WTC Wharf (formerly the World Trade Centre and WTC Northbank) is a twelve-storey office complex on the north bank of the Yarra River in Melbourne, Australia.

==History==
On 19 December 1978, the Government of Victoria passed the Port of Melbourne (World Trade Centre) Act 1978, vesting the Port of Melbourne Authority with authority to construct, maintain and operate a World Trade Centre in the Port of Melbourne. The centre, an example of Brutalist architecture, was built in the early 1980s and opened in 1983.

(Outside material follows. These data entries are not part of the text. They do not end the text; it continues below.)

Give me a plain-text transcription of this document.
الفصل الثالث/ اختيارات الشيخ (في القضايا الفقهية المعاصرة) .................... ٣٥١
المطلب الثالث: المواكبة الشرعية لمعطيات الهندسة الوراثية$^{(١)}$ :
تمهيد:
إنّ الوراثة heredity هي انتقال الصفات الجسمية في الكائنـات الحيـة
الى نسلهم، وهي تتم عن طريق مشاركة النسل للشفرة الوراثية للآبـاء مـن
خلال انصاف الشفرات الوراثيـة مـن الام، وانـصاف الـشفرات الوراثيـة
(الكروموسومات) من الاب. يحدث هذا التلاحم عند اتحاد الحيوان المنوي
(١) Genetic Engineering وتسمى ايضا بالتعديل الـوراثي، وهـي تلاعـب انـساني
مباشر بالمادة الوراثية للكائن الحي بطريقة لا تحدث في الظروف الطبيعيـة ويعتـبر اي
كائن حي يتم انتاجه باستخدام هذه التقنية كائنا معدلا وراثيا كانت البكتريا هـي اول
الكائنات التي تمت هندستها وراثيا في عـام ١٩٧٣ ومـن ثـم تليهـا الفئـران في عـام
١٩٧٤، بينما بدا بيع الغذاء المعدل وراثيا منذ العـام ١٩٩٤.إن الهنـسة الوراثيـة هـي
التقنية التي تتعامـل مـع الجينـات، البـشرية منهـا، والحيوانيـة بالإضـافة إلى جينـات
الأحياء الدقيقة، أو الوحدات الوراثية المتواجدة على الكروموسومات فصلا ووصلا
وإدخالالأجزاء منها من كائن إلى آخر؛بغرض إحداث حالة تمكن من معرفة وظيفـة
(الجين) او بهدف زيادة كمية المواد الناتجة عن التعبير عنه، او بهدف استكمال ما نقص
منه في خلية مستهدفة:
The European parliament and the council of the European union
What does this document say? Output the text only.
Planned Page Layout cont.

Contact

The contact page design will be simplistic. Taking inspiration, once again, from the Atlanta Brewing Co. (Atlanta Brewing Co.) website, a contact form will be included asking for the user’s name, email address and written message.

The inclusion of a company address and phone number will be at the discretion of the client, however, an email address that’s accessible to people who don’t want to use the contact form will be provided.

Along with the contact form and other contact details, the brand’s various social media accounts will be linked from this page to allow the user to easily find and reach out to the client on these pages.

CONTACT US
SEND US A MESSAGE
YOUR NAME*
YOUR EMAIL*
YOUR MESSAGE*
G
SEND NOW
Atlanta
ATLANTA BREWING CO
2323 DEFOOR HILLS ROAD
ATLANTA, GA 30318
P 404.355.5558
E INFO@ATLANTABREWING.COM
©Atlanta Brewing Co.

On 30 June 1994, Melbourne's first casino, Crown Casino opened in the World Trade Centre. The location was a temporary measure while Crown's permanent home, the Crown Casino and Entertainment Complex was constructed across the Yarra river at Southbank In 1997, the centre hosted a temporary exhibition of waxworks from the Madame Tussauds wax museum in London.

==Current use==
The building currently houses some offices of the headquarters of Victoria Police, and the Victoria Police Museum, a collection of exhibits and memorabilia from over 150 years of policing in Victoria. It also houses offices for companies, including Thales Australia. The WTC shopping centre is undergoing redevelopment, including the proposed installation of an environmentally friendly air-conditioning system using water from the Yarra River. Further redevelopment plans include construction of restaurants, cafes, a hotel, a wine store, a function centre, and a health and beauty centre.